Stowarzyszenie poprosiło Powiatowego Inspektora Nadzoru Budowlanego o ponowną informację o stanie prawnym reklamy prezydenta.
"Od roku 2000 żaden podmiot nie dokonał zgłoszenia, ani nie uzyskał pozwolenia na wykonanie nośników reklamowych na tej nieruchomości, w tym na wykonanie stalowej konstrukcji nośnej usytuowanej przy fasadzie budynku hali sportowej AZS" - czytamy odpowiedź Pawła Łukaszewskiego, Powiatowego Inspektora Nadzoru Budowlanego w Poznaniu.
Reklamy od 1992 roku
Głos w sprawie zabrał także Akademicki Związek Sportowy, na którego budynku znajduje się baner.
"Umieszczanie reklamy na naszej hali sportowej rozpoczęło się 1992 roku po uprzednim przystąpieniu do plastyka miejskiego w Poznaniu zgodnie z obowiązującymi wtedy procedurami zgłaszania umieszczania reklamy. Pozyskiwanie pieniędzy z reklamy to dla nas ważne źródło.

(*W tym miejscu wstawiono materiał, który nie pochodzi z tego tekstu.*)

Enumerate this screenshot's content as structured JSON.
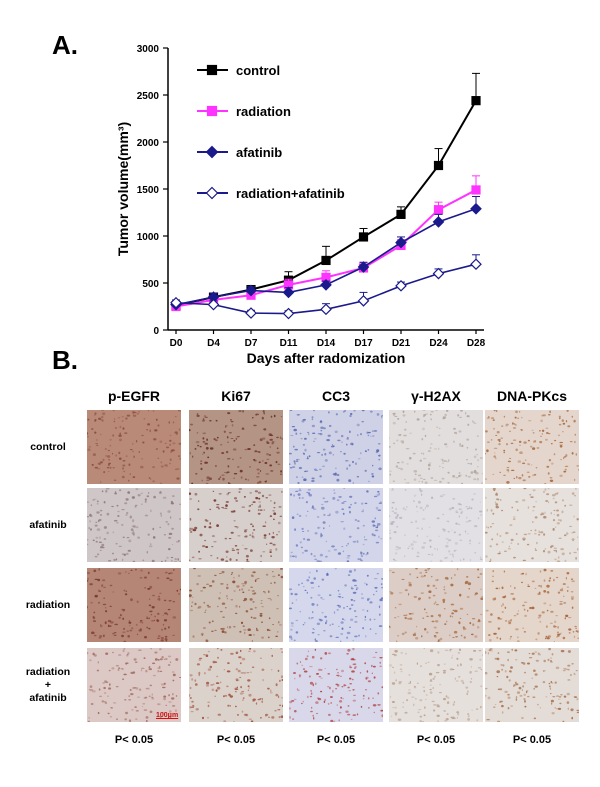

Odbieranie nam szansy pozyskiwania tych środków postawi nas w trudnej sytuacji finansowej i każe nam się zastanowić co robić w dalszej perspektywie dla sportu i promocji miasta Poznania" - napisał Roman Haber, dyrektor Organizacji Środowiskowej AZS.
Warto jednak zauważyć, że nośnik reklamy w tym czasie się zmienił - początkowo reklama malowana była na budynku, teraz wisi na specjalnej konstrukcji.
"Zażądaliśmy jej zdjęcia i zwrotu kosztów"
Jak tłumaczy Anna Ciamciak, rzecznik prasowa komitetu Teraz Wielkopolska, za wywieszenie reklamy na nielegalnym nośniku odpowiada agencja reklamowa, z którą podpisali umowę. - W momencie, gdy się dowiedzieliśmy się, że reklama jest nielegalna, zażądaliśmy jej zdjęcia i zwrotu kosztów - mówi.
Komitet miał zażądać jej zdjęcia na początku zeszłego tygodnia. - Fizycznie jej nie zawieszałam, więc nie będę jej zdejmować. Jedyne co teraz mogliśmy robić, to ponaglać agencję - wyjaśnia Ciamciak
Jaką formę miały ponaglenia? - To były telefoniczne ponaglenia - tłumaczy.